I've fooled them, to some aspect. I'm pretending to be complacent as I am.

Mama reads every letter Anso sends me asking me to court him. I still haven't said yes, it's been four damn years that son of a biscuit needs to give up.

Biscuit?

I used to curse like hell now I can't even think properly, geez.

Brainwashing is intense when done by all of society. But mostly the fact I need to hide it from everyone. It kills me to hear Anso go on about his hunting trips or watching the Fencing tournaments. When I go to watch the fencers with him I have to stop myself from shooting correct positioning or better moves that could have been done.

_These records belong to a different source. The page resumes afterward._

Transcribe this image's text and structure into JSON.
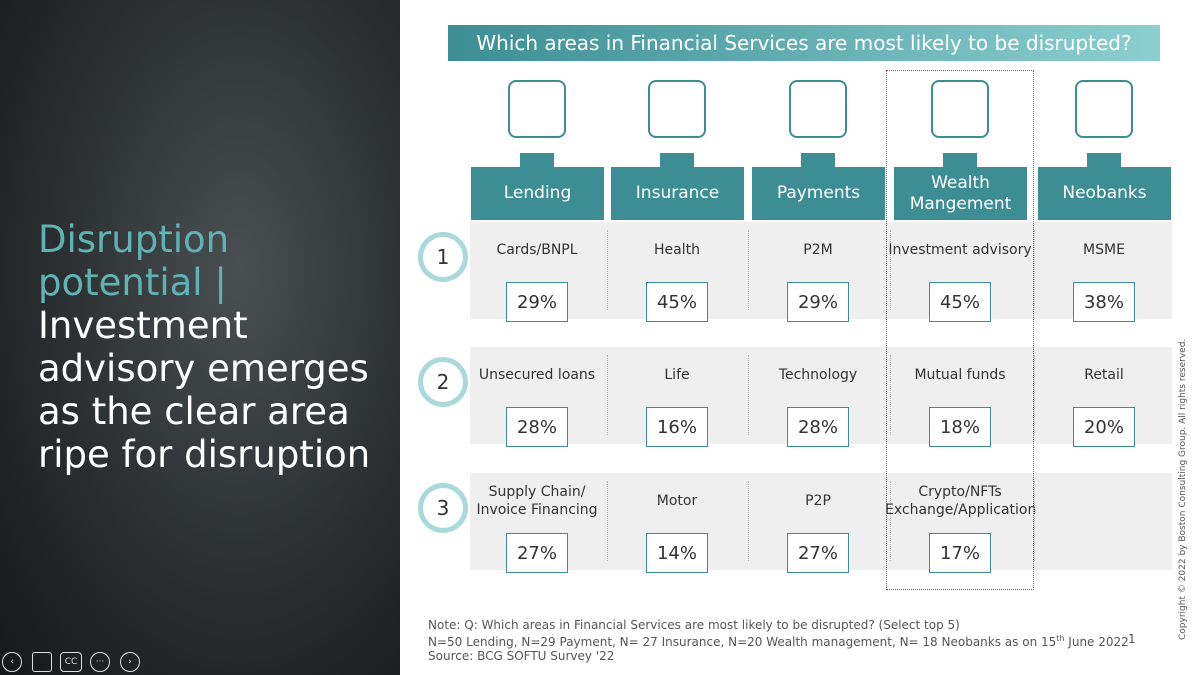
{
  "sidebar": {
    "title_accent": "Disruption potential |",
    "title_main": "Investment advisory emerges as the clear area ripe for disruption"
  },
  "controls": {
    "captions": "CC"
  },
  "banner": "Which areas in Financial Services are most likely to be disrupted?",
  "ranks": [
    "1",
    "2",
    "3"
  ],
  "columns": [
    {
      "header": "Lending",
      "cells": [
        {
          "label": "Cards/BNPL",
          "value": "29%"
        },
        {
          "label": "Unsecured loans",
          "value": "28%"
        },
        {
          "label": "Supply Chain/ Invoice Financing",
          "value": "27%"
        }
      ]
    },
    {
      "header": "Insurance",
      "cells": [
        {
          "label": "Health",
          "value": "45%"
        },
        {
          "label": "Life",
          "value": "16%"
        },
        {
          "label": "Motor",
          "value": "14%"
        }
      ]
    },
    {
      "header": "Payments",
      "cells": [
        {
          "label": "P2M",
          "value": "29%"
        },
        {
          "label": "Technology",
          "value": "28%"
        },
        {
          "label": "P2P",
          "value": "27%"
        }
      ]
    },
    {
      "header": "Wealth Mangement",
      "cells": [
        {
          "label": "Investment advisory",
          "value": "45%"
        },
        {
          "label": "Mutual funds",
          "value": "18%"
        },
        {
          "label": "Crypto/NFTs Exchange/Application",
          "value": "17%"
        }
      ]
    },
    {
      "header": "Neobanks",
      "cells": [
        {
          "label": "MSME",
          "value": "38%"
        },
        {
          "label": "Retail",
          "value": "20%"
        }
      ]
    }
  ],
  "notes": {
    "question": "Note: Q: Which areas in Financial Services are most likely to be disrupted? (Select top 5)",
    "sample_before": "N=50 Lending, N=29 Payment, N= 27 Insurance, N=20 Wealth management, N= 18 Neobanks as on 15",
    "sample_sup": "th",
    "sample_after": " June 2022",
    "source": "Source: BCG SOFTU Survey '22",
    "page": "1"
  },
  "copyright": "Copyright © 2022 by Boston Consulting Group. All rights reserved."
}
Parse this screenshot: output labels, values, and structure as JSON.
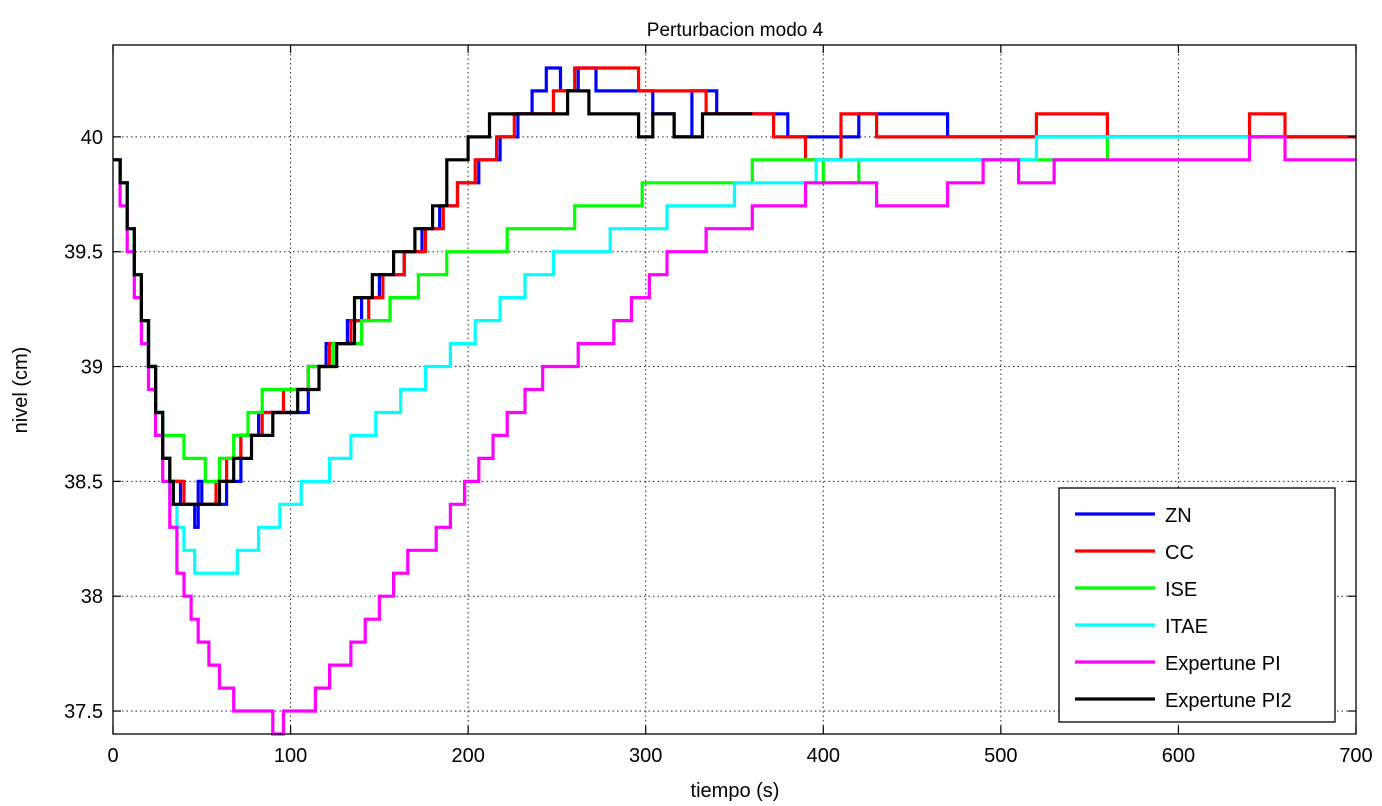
{
  "chart_data": {
    "type": "line",
    "title": "Perturbacion modo 4",
    "xlabel": "tiempo (s)",
    "ylabel": "nivel (cm)",
    "xlim": [
      0,
      700
    ],
    "ylim": [
      37.4,
      40.4
    ],
    "xticks": [
      0,
      100,
      200,
      300,
      400,
      500,
      600,
      700
    ],
    "yticks": [
      37.5,
      38,
      38.5,
      39,
      39.5,
      40
    ],
    "xtick_labels": [
      "0",
      "100",
      "200",
      "300",
      "400",
      "500",
      "600",
      "700"
    ],
    "ytick_labels": [
      "37.5",
      "38",
      "38.5",
      "39",
      "39.5",
      "40"
    ],
    "grid": true,
    "legend_position": "bottom-right",
    "series": [
      {
        "name": "ZN",
        "color": "#0000ff",
        "x": [
          0,
          4,
          8,
          12,
          16,
          20,
          24,
          28,
          32,
          38,
          44,
          46,
          48,
          50,
          64,
          72,
          82,
          94,
          110,
          120,
          132,
          140,
          150,
          164,
          174,
          184,
          194,
          206,
          218,
          228,
          236,
          244,
          252,
          262,
          272,
          282,
          292,
          304,
          316,
          326,
          340,
          360,
          380,
          420,
          470,
          520,
          580,
          640,
          700
        ],
        "y": [
          39.9,
          39.8,
          39.6,
          39.4,
          39.2,
          39.0,
          38.8,
          38.6,
          38.5,
          38.4,
          38.4,
          38.3,
          38.5,
          38.4,
          38.5,
          38.7,
          38.8,
          38.8,
          39.0,
          39.1,
          39.2,
          39.3,
          39.4,
          39.5,
          39.6,
          39.7,
          39.8,
          39.9,
          40.0,
          40.1,
          40.2,
          40.3,
          40.2,
          40.3,
          40.2,
          40.2,
          40.2,
          40.1,
          40.0,
          40.2,
          40.1,
          40.1,
          40.0,
          40.1,
          40.0,
          40.0,
          40.0,
          40.0,
          40.0
        ]
      },
      {
        "name": "CC",
        "color": "#ff0000",
        "x": [
          0,
          4,
          8,
          12,
          16,
          20,
          24,
          28,
          32,
          40,
          50,
          58,
          64,
          72,
          84,
          96,
          110,
          122,
          134,
          144,
          152,
          164,
          176,
          186,
          194,
          204,
          216,
          226,
          236,
          248,
          260,
          270,
          286,
          296,
          312,
          334,
          356,
          372,
          390,
          410,
          430,
          460,
          480,
          520,
          560,
          600,
          640,
          660,
          680,
          700
        ],
        "y": [
          39.9,
          39.8,
          39.6,
          39.4,
          39.2,
          39.0,
          38.8,
          38.6,
          38.5,
          38.4,
          38.4,
          38.5,
          38.6,
          38.7,
          38.8,
          38.9,
          39.0,
          39.1,
          39.2,
          39.3,
          39.4,
          39.5,
          39.6,
          39.7,
          39.8,
          39.9,
          40.0,
          40.1,
          40.1,
          40.2,
          40.3,
          40.3,
          40.3,
          40.2,
          40.2,
          40.1,
          40.1,
          40.0,
          39.9,
          40.1,
          40.0,
          40.0,
          40.0,
          40.1,
          40.0,
          40.0,
          40.1,
          40.0,
          40.0,
          40.0
        ]
      },
      {
        "name": "ISE",
        "color": "#00ff00",
        "x": [
          0,
          4,
          8,
          12,
          16,
          20,
          24,
          28,
          40,
          52,
          60,
          68,
          76,
          84,
          96,
          110,
          124,
          140,
          156,
          172,
          188,
          204,
          222,
          240,
          260,
          280,
          298,
          320,
          340,
          360,
          380,
          400,
          420,
          450,
          480,
          520,
          560,
          600,
          640,
          660
        ],
        "y": [
          39.9,
          39.8,
          39.6,
          39.4,
          39.2,
          39.0,
          38.8,
          38.7,
          38.6,
          38.5,
          38.6,
          38.7,
          38.8,
          38.9,
          38.9,
          39.0,
          39.1,
          39.2,
          39.3,
          39.4,
          39.5,
          39.5,
          39.6,
          39.6,
          39.7,
          39.7,
          39.8,
          39.8,
          39.8,
          39.9,
          39.9,
          39.8,
          39.9,
          39.9,
          39.9,
          39.9,
          40.0,
          40.0,
          40.0,
          40.0
        ]
      },
      {
        "name": "ITAE",
        "color": "#00ffff",
        "x": [
          0,
          4,
          8,
          12,
          16,
          20,
          24,
          28,
          32,
          36,
          40,
          46,
          58,
          70,
          82,
          94,
          106,
          122,
          134,
          148,
          162,
          176,
          190,
          204,
          218,
          232,
          248,
          264,
          280,
          296,
          312,
          330,
          350,
          372,
          396,
          420,
          450,
          480,
          520,
          560,
          600,
          640
        ],
        "y": [
          39.9,
          39.8,
          39.6,
          39.4,
          39.2,
          39.0,
          38.8,
          38.6,
          38.4,
          38.3,
          38.2,
          38.1,
          38.1,
          38.2,
          38.3,
          38.4,
          38.5,
          38.6,
          38.7,
          38.8,
          38.9,
          39.0,
          39.1,
          39.2,
          39.3,
          39.4,
          39.5,
          39.5,
          39.6,
          39.6,
          39.7,
          39.7,
          39.8,
          39.8,
          39.9,
          39.9,
          39.9,
          39.9,
          40.0,
          40.0,
          40.0,
          40.0
        ]
      },
      {
        "name": "Expertune PI",
        "color": "#ff00ff",
        "x": [
          0,
          4,
          8,
          12,
          16,
          20,
          24,
          28,
          32,
          36,
          40,
          44,
          48,
          54,
          60,
          68,
          80,
          90,
          96,
          106,
          114,
          122,
          128,
          134,
          142,
          150,
          158,
          166,
          174,
          182,
          190,
          198,
          206,
          214,
          222,
          232,
          242,
          252,
          262,
          272,
          282,
          292,
          302,
          312,
          322,
          334,
          346,
          360,
          374,
          390,
          410,
          430,
          450,
          470,
          490,
          510,
          530,
          560,
          600,
          640,
          660,
          700
        ],
        "y": [
          39.9,
          39.7,
          39.5,
          39.3,
          39.1,
          38.9,
          38.7,
          38.5,
          38.3,
          38.1,
          38.0,
          37.9,
          37.8,
          37.7,
          37.6,
          37.5,
          37.5,
          37.4,
          37.5,
          37.5,
          37.6,
          37.7,
          37.7,
          37.8,
          37.9,
          38.0,
          38.1,
          38.2,
          38.2,
          38.3,
          38.4,
          38.5,
          38.6,
          38.7,
          38.8,
          38.9,
          39.0,
          39.0,
          39.1,
          39.1,
          39.2,
          39.3,
          39.4,
          39.5,
          39.5,
          39.6,
          39.6,
          39.7,
          39.7,
          39.8,
          39.8,
          39.7,
          39.7,
          39.8,
          39.9,
          39.8,
          39.9,
          39.9,
          39.9,
          40.0,
          39.9,
          39.9
        ]
      },
      {
        "name": "Expertune PI2",
        "color": "#000000",
        "x": [
          0,
          4,
          8,
          12,
          16,
          20,
          24,
          28,
          32,
          34,
          42,
          54,
          60,
          68,
          78,
          90,
          104,
          116,
          126,
          136,
          146,
          158,
          170,
          180,
          188,
          200,
          212,
          222,
          232,
          244,
          256,
          268,
          282,
          296,
          304,
          316,
          332,
          344,
          360
        ],
        "y": [
          39.9,
          39.8,
          39.6,
          39.4,
          39.2,
          39.0,
          38.8,
          38.6,
          38.5,
          38.4,
          38.4,
          38.4,
          38.5,
          38.6,
          38.7,
          38.8,
          38.9,
          39.0,
          39.1,
          39.3,
          39.4,
          39.5,
          39.6,
          39.7,
          39.9,
          40.0,
          40.1,
          40.1,
          40.1,
          40.1,
          40.2,
          40.1,
          40.1,
          40.0,
          40.1,
          40.0,
          40.1,
          40.1,
          40.1
        ]
      }
    ]
  }
}
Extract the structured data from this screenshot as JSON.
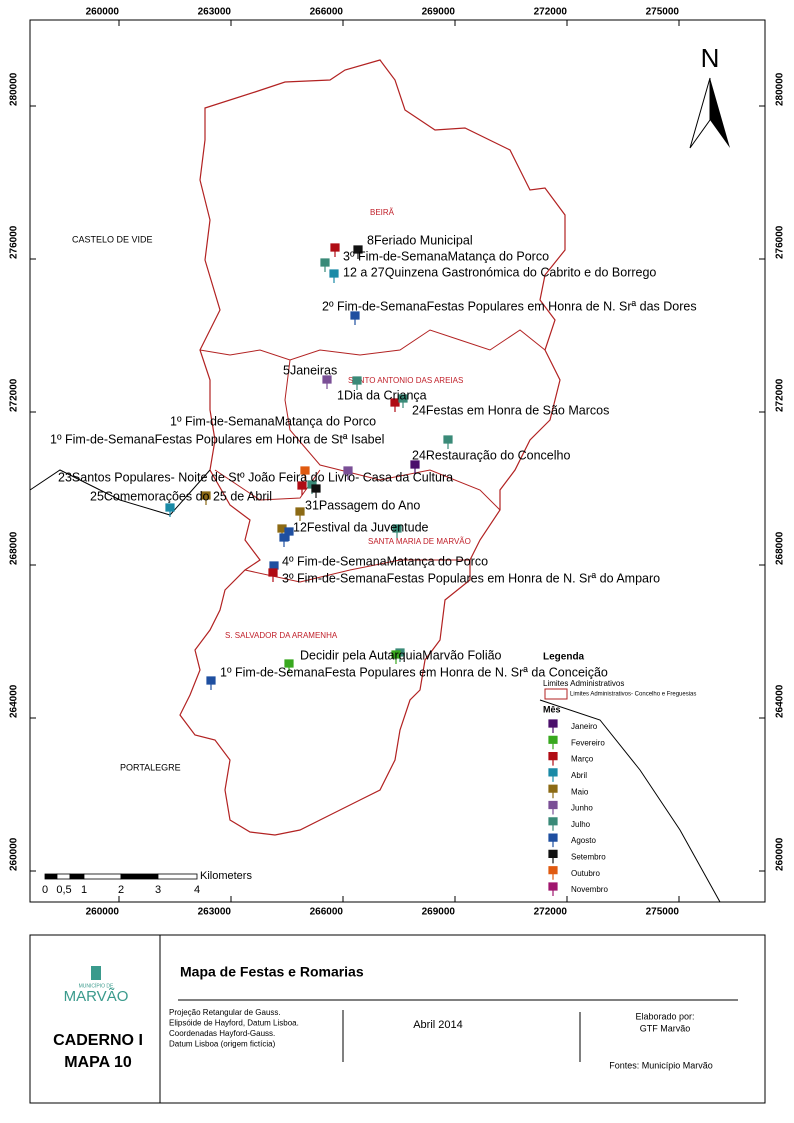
{
  "map": {
    "grid": {
      "x_ticks": [
        260000,
        263000,
        266000,
        269000,
        272000,
        275000
      ],
      "y_ticks": [
        280000,
        276000,
        272000,
        268000,
        264000,
        260000
      ]
    },
    "north": "N",
    "places": [
      {
        "label": "BEIRÃ",
        "type": "freguesia"
      },
      {
        "label": "CASTELO DE VIDE",
        "type": "concelho"
      },
      {
        "label": "SANTO ANTONIO DAS AREIAS",
        "type": "freguesia"
      },
      {
        "label": "SANTA MARIA DE MARVÃO",
        "type": "freguesia"
      },
      {
        "label": "S. SALVADOR DA ARAMENHA",
        "type": "freguesia"
      },
      {
        "label": "PORTALEGRE",
        "type": "concelho"
      }
    ],
    "events": [
      "8Feriado Municipal",
      "3º Fim-de-SemanaMatança do Porco",
      "12 a 27Quinzena Gastronómica do  Cabrito e do Borrego",
      "2º Fim-de-SemanaFestas Populares em Honra de N. Srª das Dores",
      "5Janeiras",
      "1Dia da Criança",
      "24Festas em Honra de São Marcos",
      "1º Fim-de-SemanaMatança do Porco",
      "1º Fim-de-SemanaFestas Populares em Honra de Stª Isabel",
      "24Restauração do Concelho",
      "23Santos Populares- Noite de Stº João Feira do Livro- Casa da Cultura",
      "25Comemorações do 25 de Abril",
      "31Passagem do Ano",
      "12Festival da Juventude",
      "4º Fim-de-SemanaMatança do Porco",
      "3º Fim-de-SemanaFestas Populares em Honra de N. Srª do Amparo",
      "Decidir pela AutarquiaMarvão Folião",
      "1º Fim-de-SemanaFesta Populares em Honra de N. Srª da Conceição"
    ],
    "legend": {
      "title": "Legenda",
      "limits_title": "Limites Administrativos",
      "limits_item": "Limites Administrativos- Concelho e Freguesias",
      "month_title": "Mês",
      "months": [
        {
          "name": "Janeiro",
          "color": "#4b0f6b"
        },
        {
          "name": "Fevereiro",
          "color": "#38a81f"
        },
        {
          "name": "Março",
          "color": "#b00c14"
        },
        {
          "name": "Abril",
          "color": "#1a8aa6"
        },
        {
          "name": "Maio",
          "color": "#8c6a14"
        },
        {
          "name": "Junho",
          "color": "#7a4f96"
        },
        {
          "name": "Julho",
          "color": "#3a8a78"
        },
        {
          "name": "Agosto",
          "color": "#1f4fa0"
        },
        {
          "name": "Setembro",
          "color": "#111111"
        },
        {
          "name": "Outubro",
          "color": "#e05a10"
        },
        {
          "name": "Novembro",
          "color": "#a0166e"
        }
      ]
    },
    "scale": {
      "labels": [
        "0",
        "0,5",
        "1",
        "2",
        "3",
        "4"
      ],
      "unit": "Kilometers"
    }
  },
  "title_block": {
    "logo_small": "MUNICÍPIO DE",
    "logo": "MARVÃO",
    "caderno": "CADERNO I",
    "mapa": "MAPA 10",
    "title": "Mapa de Festas e Romarias",
    "projection": [
      "Projeção Retangular de Gauss.",
      "Elipsóide de Hayford, Datum Lisboa.",
      "Coordenadas Hayford-Gauss.",
      "Datum Lisboa (origem fictícia)"
    ],
    "date": "Abril 2014",
    "author_label": "Elaborado por:",
    "author": "GTF Marvão",
    "sources": "Fontes: Município Marvão"
  }
}
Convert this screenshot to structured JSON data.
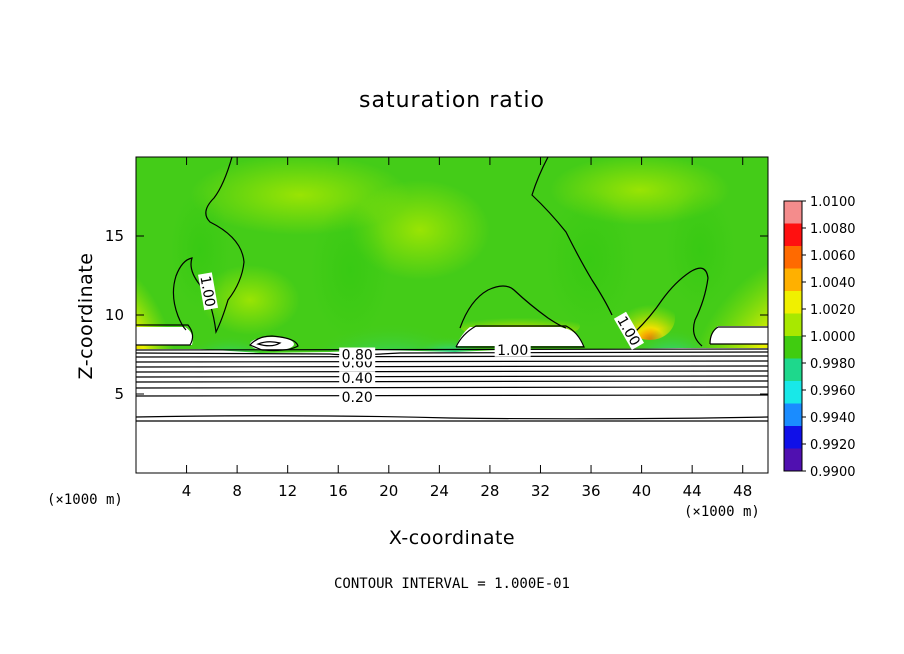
{
  "chart_data": {
    "type": "heatmap",
    "title": "saturation ratio",
    "xlabel": "X-coordinate",
    "ylabel": "Z-coordinate",
    "x_unit": "(×1000 m)",
    "note": "CONTOUR INTERVAL = 1.000E-01",
    "xlim": [
      0,
      50
    ],
    "ylim": [
      0,
      20
    ],
    "x_ticks": [
      4,
      8,
      12,
      16,
      20,
      24,
      28,
      32,
      36,
      40,
      44,
      48
    ],
    "y_ticks": [
      5,
      10,
      15
    ],
    "colorbar": {
      "min": 0.99,
      "max": 1.01,
      "levels": [
        "1.0100",
        "1.0080",
        "1.0060",
        "1.0040",
        "1.0020",
        "1.0000",
        "0.9980",
        "0.9960",
        "0.9940",
        "0.9920",
        "0.9900"
      ],
      "colors": [
        "#f48c8c",
        "#ff1010",
        "#ff6a00",
        "#ffb000",
        "#f0f000",
        "#a8e800",
        "#40cc10",
        "#1ed88c",
        "#18e8e8",
        "#1a8cff",
        "#1010e8",
        "#5010b0"
      ]
    },
    "contour_levels": [
      0.2,
      0.3,
      0.4,
      0.5,
      0.6,
      0.7,
      0.8,
      0.9,
      1.0
    ],
    "contour_labels": [
      {
        "text": "0.20",
        "x": 17.5,
        "z": 4.8
      },
      {
        "text": "0.40",
        "x": 17.5,
        "z": 6.0
      },
      {
        "text": "0.60",
        "x": 17.5,
        "z": 7.0
      },
      {
        "text": "0.80",
        "x": 17.5,
        "z": 7.5
      },
      {
        "text": "1.00",
        "x": 29.8,
        "z": 7.8
      },
      {
        "text": "1.00",
        "x": 5.7,
        "z": 11.5
      },
      {
        "text": "1.00",
        "x": 39.0,
        "z": 9.0
      }
    ]
  }
}
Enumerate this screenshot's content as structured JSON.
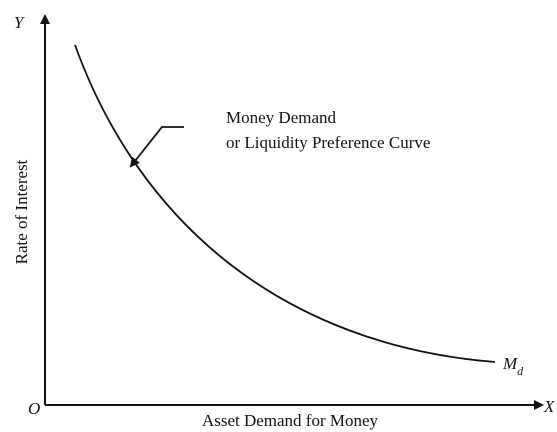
{
  "axes": {
    "y_symbol": "Y",
    "x_symbol": "X",
    "origin": "O",
    "y_label": "Rate of Interest",
    "x_label": "Asset Demand for Money"
  },
  "annotation": {
    "lines": [
      "Money Demand",
      "or Liquidity Preference Curve"
    ]
  },
  "curve_label": {
    "main": "M",
    "subscript": "d"
  }
}
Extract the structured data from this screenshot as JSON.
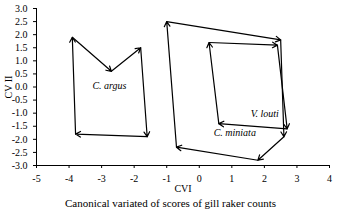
{
  "chart_data": {
    "type": "polygon",
    "caption": "Canonical variated of scores of gill raker counts",
    "x_label": "CVI",
    "y_label": "CV II",
    "xlim": [
      -5,
      4
    ],
    "xticks": [
      -5,
      -4,
      -3,
      -2,
      -1,
      0,
      1,
      2,
      3,
      4
    ],
    "ylim": [
      -3,
      3
    ],
    "yticks": [
      {
        "value": 3,
        "label": "3.0"
      },
      2.5,
      {
        "value": 2,
        "label": "2.0"
      },
      1.5,
      {
        "value": 1,
        "label": "1.0"
      },
      0.5,
      {
        "value": 0,
        "label": "0.0"
      },
      -0.5,
      {
        "value": -1,
        "label": "-1.0"
      },
      -1.5,
      {
        "value": -2,
        "label": "-2.0"
      },
      -2.5,
      {
        "value": -3,
        "label": "-3.0"
      }
    ],
    "series": [
      {
        "name": "C. argus",
        "color": "#000000",
        "line_style": "dotted",
        "marker": "arrow",
        "x": [
          -3.9,
          -2.7,
          -1.8,
          -1.6,
          -3.8
        ],
        "values": [
          1.9,
          0.6,
          1.5,
          -1.9,
          -1.8
        ]
      },
      {
        "name": "V. louti",
        "color": "#000000",
        "line_style": "dotted",
        "marker": "arrow",
        "x": [
          0.3,
          2.4,
          2.7,
          0.6
        ],
        "values": [
          1.7,
          1.6,
          -1.6,
          -1.4
        ]
      },
      {
        "name": "C. miniata",
        "color": "#000000",
        "line_style": "solid",
        "marker": "arrow",
        "x": [
          -1.0,
          2.5,
          2.6,
          1.8,
          -0.7
        ],
        "values": [
          2.5,
          1.8,
          -1.9,
          -2.8,
          -2.3
        ]
      }
    ]
  }
}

He thinks I have a fragile heart so he doesn't take me to anything more violent.

At least ninety-seven seven times he's tried to initiate a kiss or other form of physical contact. When will he learn I have zero interest in him?

Having to dress fancier than usual and hold a bloody parasol only makes my attitude worse you dip.

Mama braids my hair before bed to make it wavy in the morning. She thinks it suits me. I don't. But that doesn't really matter, I refuse to learn to braid hair so mama does it for me, she hopes she can reconnect with me this way.

I look in the mirror, each time she glances away I make the most aggravated face I can manage trying to unleash my anger in the only way I can.

I haven't worn men's clothes since Gilbert left some time ago. Papa found out about that day and just gave me a disappointed look. He'd been kind enough to take me in and my disobedience towards him upset even me. Since then I've tried to be a daughter to him. But I find myself in the butcher shop every day. Even if all I can do is clean and smile and wave. I thought the shop would be mine, I want to at least help run it.

"Eliza you still smell of blood," mama clucked as she brushed through my hair. "Is it the time of month or just the meat?"

Before it got any more awkward I quickly corrected it was in fact just the meat.

Gretchen is braiding her hair beside me.

She grew up a little girl, complacent with society. She played with dolls and dresses and learning to cook and clean at a young age. She's not even ten. I'm only seventeen, soon to be eighteen.

In this society, I'm already considered old. Too old to still be single. Too old to not have children or have at least tried for them.

"Darling Vhen vill you accept Anso's hand?" She asked me, hope in her voice.

"Never," I shot down.

"Is vhere anyvone at all you'd be happy vith?"

"Happy? No."

Mama frowned and Gretchen started to braid her doll's hair.

I heard papa laughing as he played with Leon in the next room.

We nicknamed him Leo. Leon was the same name of the man who tried to kill me when I found out I was a girl, so the name didn't bring back any good memories. Eventually, in the same way, we started calling me Eliza we started calling him Leo.